July 22, 2024

What do the polls say about a Harris vs. Trump matchup?

WATCH: Does Harris have enough time to campaign? | 538 Politics Podcast

The past nine days have featured some of the wildest twists and turns in the history of U.S. presidential elections. On July 13, former President Donald Trump survived an assassination attempt two days before the start of the Republican National Convention. Then yesterday, President Joe Biden announced he was dropping out of the 2024 race, an unprecedented move for a sitting president who was his party's presumptive nominee.

Biden's exit follows more than three weeks of growing calls among Democratic Party officials, donors and voters for him to consider stepping aside following his woeful performance in the June 27 debate against Trump. His decision leaves a vacant presidential nomination slot for Democrats less than a month before the party gathers in Chicago for its national convention. Yet Biden and many other high-profile Democrats have lined up behind Vice President Kamala Harris, making her unquestionably the most likely post-Biden alternative.

Naturally, we wondered how much better or worse Harris has polled against Trump compared with Biden. To get an initial apples-to-apples comparison, we homed in on national- and state-level surveys that separately tested both Harris and Biden against Trump. We also split the polls by whether the pollster conducted the survey before the debate (going back to Jan. 1) or after it, which gave us 24 pre-debate polls and 46 post-debate polls. While Harris consistently polled worse than Biden did against Trump before the debate, since then she's sometimes polled ahead of Biden. In fact, Harris fared the same as or better than Biden in close to half of the post-debate polls: A near-bell curve distribution in the differences between their margins in these polls is centered close to 0, suggesting little to no meaningful difference between how Harris and Biden performed.

And it seems that Harris's stronger showing in these later polls is more about her having made up distance on Trump than Biden losing ground.
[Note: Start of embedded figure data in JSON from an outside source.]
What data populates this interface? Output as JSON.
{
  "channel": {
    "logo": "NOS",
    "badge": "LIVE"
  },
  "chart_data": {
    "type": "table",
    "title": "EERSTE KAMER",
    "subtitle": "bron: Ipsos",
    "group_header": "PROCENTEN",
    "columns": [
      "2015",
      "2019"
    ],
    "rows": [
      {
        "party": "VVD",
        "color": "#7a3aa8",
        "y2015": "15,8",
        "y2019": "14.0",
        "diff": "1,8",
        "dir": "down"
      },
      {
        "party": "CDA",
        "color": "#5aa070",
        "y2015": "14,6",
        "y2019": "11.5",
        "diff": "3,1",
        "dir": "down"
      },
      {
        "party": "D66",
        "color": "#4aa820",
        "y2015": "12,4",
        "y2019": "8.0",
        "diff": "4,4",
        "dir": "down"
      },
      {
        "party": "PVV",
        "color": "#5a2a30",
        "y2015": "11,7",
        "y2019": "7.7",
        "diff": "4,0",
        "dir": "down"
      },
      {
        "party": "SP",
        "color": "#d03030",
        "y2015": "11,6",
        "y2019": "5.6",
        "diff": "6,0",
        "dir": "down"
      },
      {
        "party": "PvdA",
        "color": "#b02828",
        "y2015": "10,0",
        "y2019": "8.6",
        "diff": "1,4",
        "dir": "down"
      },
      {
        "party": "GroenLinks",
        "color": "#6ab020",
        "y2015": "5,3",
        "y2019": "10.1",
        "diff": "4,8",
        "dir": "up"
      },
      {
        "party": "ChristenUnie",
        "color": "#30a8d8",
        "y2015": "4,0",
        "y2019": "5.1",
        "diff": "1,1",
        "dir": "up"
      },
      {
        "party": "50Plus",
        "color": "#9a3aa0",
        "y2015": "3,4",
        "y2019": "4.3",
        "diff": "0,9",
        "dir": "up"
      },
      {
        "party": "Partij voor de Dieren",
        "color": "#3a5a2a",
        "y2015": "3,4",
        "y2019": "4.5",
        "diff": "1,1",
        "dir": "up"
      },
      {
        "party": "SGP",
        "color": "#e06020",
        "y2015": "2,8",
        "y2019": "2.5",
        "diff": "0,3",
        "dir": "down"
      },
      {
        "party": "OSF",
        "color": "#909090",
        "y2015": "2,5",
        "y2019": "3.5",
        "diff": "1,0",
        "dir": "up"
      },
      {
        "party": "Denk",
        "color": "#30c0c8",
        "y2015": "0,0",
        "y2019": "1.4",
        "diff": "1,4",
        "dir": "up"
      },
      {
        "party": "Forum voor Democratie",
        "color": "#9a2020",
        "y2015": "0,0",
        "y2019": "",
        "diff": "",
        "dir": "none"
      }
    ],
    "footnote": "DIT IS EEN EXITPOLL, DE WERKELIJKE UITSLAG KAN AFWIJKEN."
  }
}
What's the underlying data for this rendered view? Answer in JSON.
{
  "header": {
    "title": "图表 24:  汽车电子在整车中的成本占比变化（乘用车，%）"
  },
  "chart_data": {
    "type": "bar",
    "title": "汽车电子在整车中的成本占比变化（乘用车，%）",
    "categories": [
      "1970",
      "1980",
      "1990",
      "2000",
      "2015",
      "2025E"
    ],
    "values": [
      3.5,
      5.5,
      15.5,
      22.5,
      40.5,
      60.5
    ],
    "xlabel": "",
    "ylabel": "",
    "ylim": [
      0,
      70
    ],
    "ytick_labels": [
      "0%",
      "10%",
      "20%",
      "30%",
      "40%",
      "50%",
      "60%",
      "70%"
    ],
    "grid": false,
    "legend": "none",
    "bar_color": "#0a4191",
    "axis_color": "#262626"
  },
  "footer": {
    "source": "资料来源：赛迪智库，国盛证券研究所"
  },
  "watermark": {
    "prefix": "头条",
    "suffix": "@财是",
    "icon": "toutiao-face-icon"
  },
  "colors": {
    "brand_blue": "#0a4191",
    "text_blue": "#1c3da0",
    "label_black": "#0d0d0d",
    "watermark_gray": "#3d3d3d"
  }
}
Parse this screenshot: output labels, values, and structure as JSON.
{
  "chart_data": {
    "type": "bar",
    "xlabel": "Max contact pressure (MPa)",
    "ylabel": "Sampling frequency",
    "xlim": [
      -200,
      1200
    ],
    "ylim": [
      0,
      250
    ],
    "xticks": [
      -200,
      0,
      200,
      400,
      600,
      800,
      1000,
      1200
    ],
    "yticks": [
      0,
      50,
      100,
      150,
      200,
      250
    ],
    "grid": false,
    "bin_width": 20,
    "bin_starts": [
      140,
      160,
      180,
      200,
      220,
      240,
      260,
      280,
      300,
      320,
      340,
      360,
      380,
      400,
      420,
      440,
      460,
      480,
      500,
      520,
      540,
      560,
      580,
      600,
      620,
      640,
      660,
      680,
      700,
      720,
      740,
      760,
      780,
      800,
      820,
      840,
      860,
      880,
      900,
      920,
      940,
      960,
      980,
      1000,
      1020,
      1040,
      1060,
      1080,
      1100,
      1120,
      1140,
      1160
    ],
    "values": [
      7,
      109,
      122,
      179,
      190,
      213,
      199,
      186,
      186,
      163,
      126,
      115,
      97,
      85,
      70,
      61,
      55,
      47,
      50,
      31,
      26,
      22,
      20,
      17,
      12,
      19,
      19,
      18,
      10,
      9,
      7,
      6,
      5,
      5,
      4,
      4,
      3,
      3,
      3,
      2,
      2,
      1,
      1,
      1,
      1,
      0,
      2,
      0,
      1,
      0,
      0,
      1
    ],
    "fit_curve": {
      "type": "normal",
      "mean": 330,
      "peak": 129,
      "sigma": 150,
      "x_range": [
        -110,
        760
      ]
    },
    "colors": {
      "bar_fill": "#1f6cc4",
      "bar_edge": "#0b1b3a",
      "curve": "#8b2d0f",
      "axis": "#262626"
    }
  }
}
Across nine national surveys before the debate, Harris did about 3 points worse than Biden on average, but in 25 post-debate polls, she's only performed about 1 point worse than Biden on average — even as Biden's margin in the same set of post-debate surveys also got slightly better.* Harris also improved her showing across the swing states, based on a very limited sampling of polls.

To be clear, this doesn't mean that Harris will run notably stronger than Biden, only that she could. Her post-debate polls against Trump relative to Biden have a great deal of variance, ranging from around 8 points worse to 4 points better than how Biden performed. Based on an average of 26 national polls conducted over the past month, Harris trailed Trump by 4.5 points nationally compared with a smaller 3-point deficit for Biden.

Polling at the state level is limited at this point, with no more than four polls conducted in the past month in any battleground state. But based on the state-level polls we do have, things don't look any more rosy for Harris there, as she lags behind Biden's margin against Trump in the key battleground states for which we have data. In our aggregate of this limited set of polls, Harris trailed Trump by around 3 points in Wisconsin (Biden trailed by about 2 points), by almost 5 in Pennsylvania (Biden was down around 4) and by 5 in Michigan (Biden was behind by about 2). This raises the possibility that she could have a harder time than Biden winning the Electoral College and thus the election.

Still, if Harris does end up as her party's nominee, Democrats will hope that her polling improves as she mounts an active campaign against Trump. For one thing, Harris could experience something of a quasi-convention bounce in the wake of the coverage of Biden's departure and her now-active candidacy. Moreover, until Sunday, any poll that tested Harris (or any other possible Democratic candidate) had been hypothetical for survey respondents. That is not the case anymore, which could at least partially reset the race and shift how some voters are thinking about it moving forward. For Democrats, Harris could represent an escape hatch from the doom spiral of negative media coverage that had hounded Biden following the June debate, as well as the heightened concerns about his capacity to serve at 81 years old and fears that he could not recover the momentum against Trump.

Ultimately, Harris's seeming upward trend in the polls and the fact that she's polled better than Biden in many recent surveys will give Democrats reason to hope that she has a higher ceiling of support than the president, whose polling numbers had remained pretty stagnant throughout the campaign. This seems especially true because fewer Americans have expressed an opinion about Harris than Biden in approval polling. In theory then, the public has less concrete views about the vice president, which could allow her to win over some voters who didn't want to consider Biden.

Of course, that hypothesis needs to be tested on the proving ground of the campaign trail. If nominated, Harris could absolutely end up losing to Trump — after all, the same post-debate polling that suggested she could do better than Biden also pointed to a potentially lower floor of support. But for Democrats who felt like they were slouching toward defeat in November behind a candidate whom voters were increasingly unenthused by, a Biden alternative could shake up the race, excite the party and give Democrats a chance of rebuilding an anti-Trump coalition that could win.

Footnotes

*To reiterate the limitations of this analysis, we know that Biden's margin against Trump actually got slightly worse in 538's national polling average right before he dropped out. The post-debate polls that tested both Harris and Biden constitute only about one-third of all state and national polls that asked about the general election in the post-debate time frame.